Wieczór.. Szedł sobie Jeżyk, Maleńka Go wypatrzyła. Szedł sam.. Miło jest myśleć, że ten maluch ma kogoś, do kogo szedł, od kogo wracał... Heh abstrakcja, myślenie o tym, żeby Jeż miał Panią Jeżykową..
Mięknę. Rok temu nie pomyślałbym nawet w ten sposób.. Ale jest mi dobrze. Czuję, myślę... ŻYJĘ:D heh żyję..:(
Pragnienia i marzenia, marzenia i pragnienia.. Życie nimi jest proste, łatwe, nęcące... Miłe..? Heh dopóki nie skonfrontuje się ich z rzeczywistością. Wtedy wali jak kafarem w łeb..
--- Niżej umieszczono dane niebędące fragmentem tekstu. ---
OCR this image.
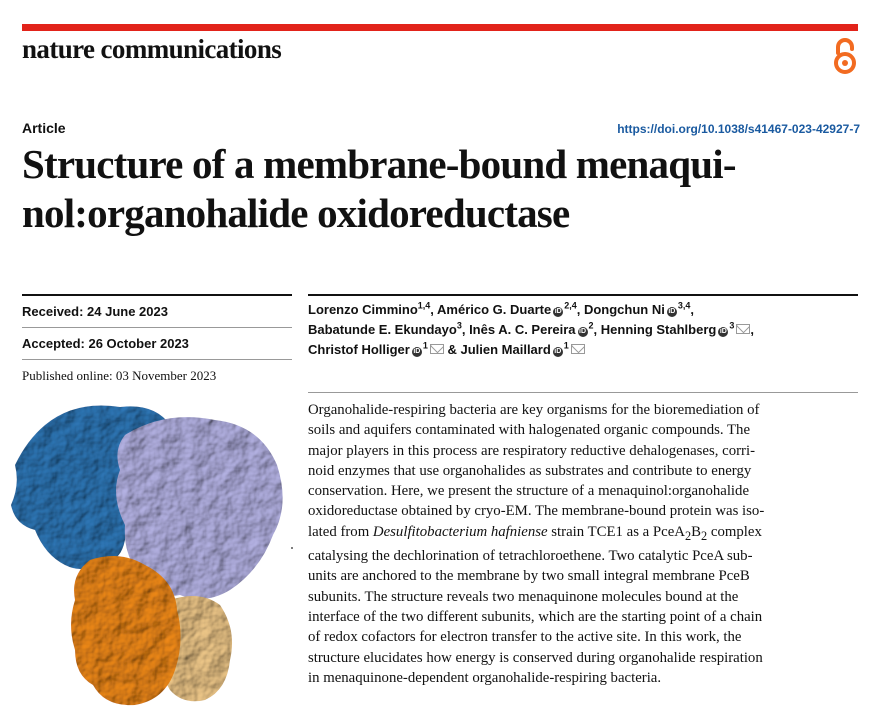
nature communications
Article	https://doi.org/10.1038/s41467-023-42927-7
Structure of a membrane-bound menaqui-
nol:organohalide oxidoreductase
Received: 24 June 2023
Accepted: 26 October 2023
Published online: 03 November 2023
Lorenzo Cimmino$^{1,4}$, Américo G. Duarte iD$^{2,4}$, Dongchun Ni iD$^{3,4}$,
Babatunde E. Ekundayo$^3$, Inês A. C. Pereira $iD^2$, Henning Stahlberg $iD^3$ ,
Christof Holliger $iD^1$ & Julien Maillard $iD^1$
Organohalide-respiring bacteria are key organisms for the bioremediation of
soils and aquifers contaminated with halogenated organic compounds. The
major players in this process are respiratory reductive dehalogenases, corri-
noid enzymes that use organohalides as substrates and contribute to energy
conservation. Here, we present the structure of a menaquinol:organohalide
oxidoreductase obtained by cryo-EM. The membrane-bound protein was iso-
lated from Desulfitobacterium hafniense strain TCE1 as a $PceA_2B_2$ complex
catalysing the dechlorination of tetrachloroethene. Two catalytic PceA sub-
units are anchored to the membrane by two small integral membrane PceB
subunits. The structure reveals two menaquinone molecules bound at the
interface of the two different subunits, which are the starting point of a chain
of redox cofactors for electron transfer to the active site. In this work, the
structure elucidates how energy is conserved during organohalide respiration
in menaquinone-dependent organohalide-respiring bacteria.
Chyba jestem podobny do tego Jeża.. Mam kolce wokół siebie, które ranią, zniechęcają do poznania tego co jest w środku. Heh.. ile bym oddał za to by ktoś chciał znaleźć drogę przez te kolce..
Raz w życiu mi zależy na czymś.. Raz w życiu wiem czego chcę.. I to jest nieosiągalne..
Ale żyję.. Dla krótkich spacerów warto. I już.